Should public education really have as one of its main byproducts the narrowing of students’ understanding of what makes for a truly educated person?
It is the case today that, simply put, too many people think the arts and humanities are just a frill, particularly in terms of education. The case is seldom made convincingly that art, for instance, as a subject ought to be ranked alongside math and science as elemental to a public school curriculum. The current focus on standardized testing–which is also devastating to history knowledge–risks making our concept of education more and more limited.
A wonderful little book entitled Why Our Schools Need the Arts, by Jessica Hoffman Davis, tackles this mindset head-on. “We need to include the arts in education not because they serve other kinds of learning,” she writes, “but because they offer students opportunities for learning that other subjects do not.”
Math and science and history are important, crucial even, for education, and it’s a mistake to pit the arts against them.
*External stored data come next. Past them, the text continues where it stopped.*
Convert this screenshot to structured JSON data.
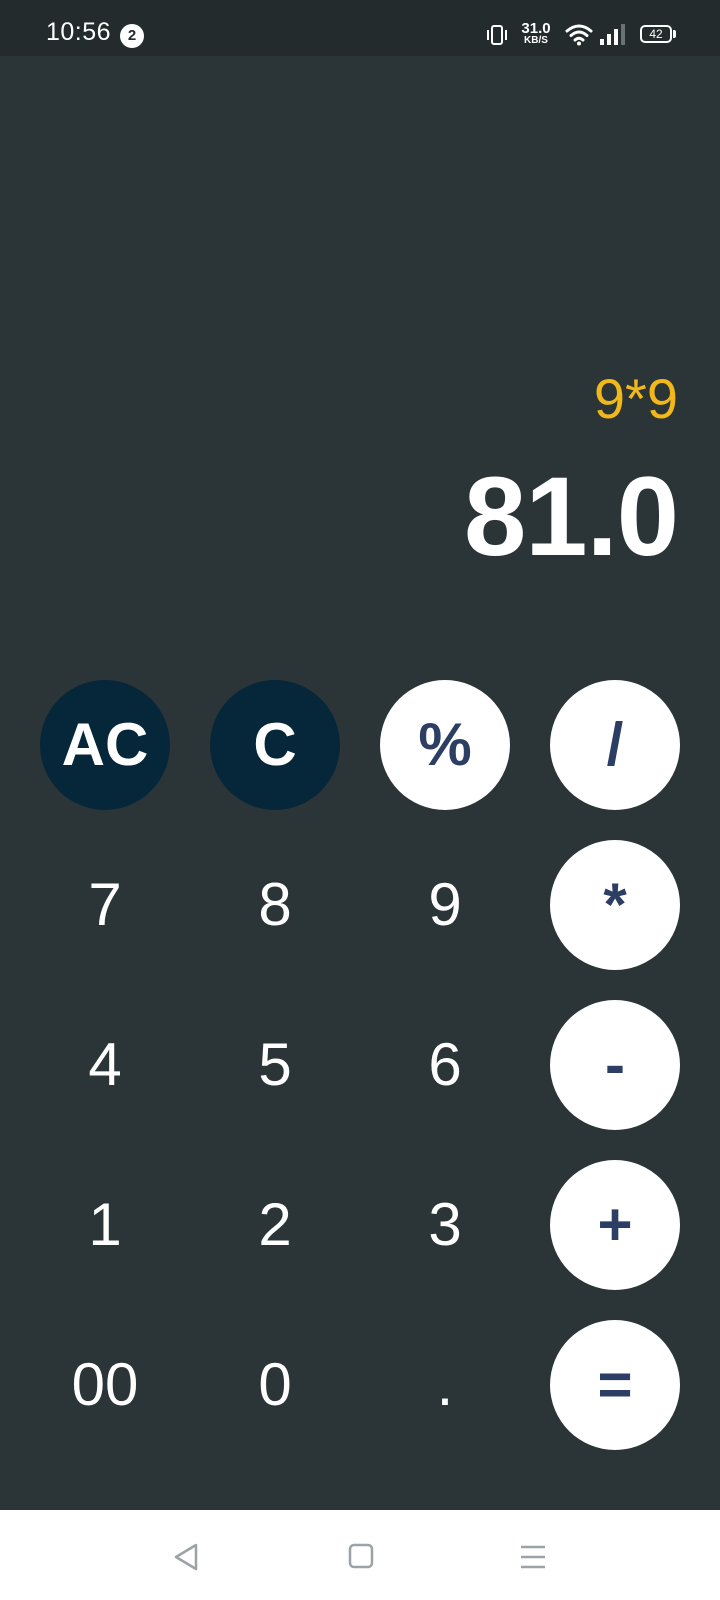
{
  "status_bar": {
    "time": "10:56",
    "notification_count": "2",
    "net_speed_value": "31.0",
    "net_speed_unit": "KB/S",
    "battery_level": "42"
  },
  "display": {
    "expression": "9*9",
    "result": "81.0",
    "expression_color": "#f2b81a"
  },
  "keypad": {
    "keys": [
      {
        "label": "AC",
        "style": "dark"
      },
      {
        "label": "C",
        "style": "dark"
      },
      {
        "label": "%",
        "style": "light"
      },
      {
        "label": "/",
        "style": "light"
      },
      {
        "label": "7",
        "style": "plain"
      },
      {
        "label": "8",
        "style": "plain"
      },
      {
        "label": "9",
        "style": "plain"
      },
      {
        "label": "*",
        "style": "light"
      },
      {
        "label": "4",
        "style": "plain"
      },
      {
        "label": "5",
        "style": "plain"
      },
      {
        "label": "6",
        "style": "plain"
      },
      {
        "label": "-",
        "style": "light"
      },
      {
        "label": "1",
        "style": "plain"
      },
      {
        "label": "2",
        "style": "plain"
      },
      {
        "label": "3",
        "style": "plain"
      },
      {
        "label": "+",
        "style": "light"
      },
      {
        "label": "00",
        "style": "plain"
      },
      {
        "label": "0",
        "style": "plain"
      },
      {
        "label": ".",
        "style": "plain"
      },
      {
        "label": "=",
        "style": "light"
      }
    ]
  },
  "colors": {
    "background": "#2b3537",
    "dark_key": "#062639",
    "light_key": "#ffffff",
    "operator_text": "#2c3e63"
  },
  "nav_bar": {
    "icons": [
      "back-icon",
      "home-icon",
      "menu-icon"
    ]
  }
}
Those who advocate for the importance of art in the curriculum ought not to denigrate other fields of study (including athletics and organized sports) nor should they rely on the argument that art helps kids with math, or science or whatever. Art is a distinct form of knowledge in the same way that math is a form of knowledge. Sure, one needs to know how to divide and things like that, but one also needs to know how to interact with works of sublime creativity that distill complex emotions.
The capacity for imagination and the ability to have fitting and proper emotional reactions can be either developed or stunted. In her book, Davis points out that study of the arts fosters imagination, expression, empathy, reflection, and allows kids to experience the effects of interpretation and, just as important, ambiguity. These are all elements of life with which people need a great deal of fluency to survive in our contemporary world. “Because they address the ambiguity of works of art,” she says, “the arts in education introduce children to the idea of multiple interpretations,” of a single object. This is a complicated notion not easily mastered, and rarely encountered in math or science.
Children need to be made conversant with those fields that aren’t able to be slotted into multiple choice questions. Life is really a whole lot more like art than it is like a standardized test.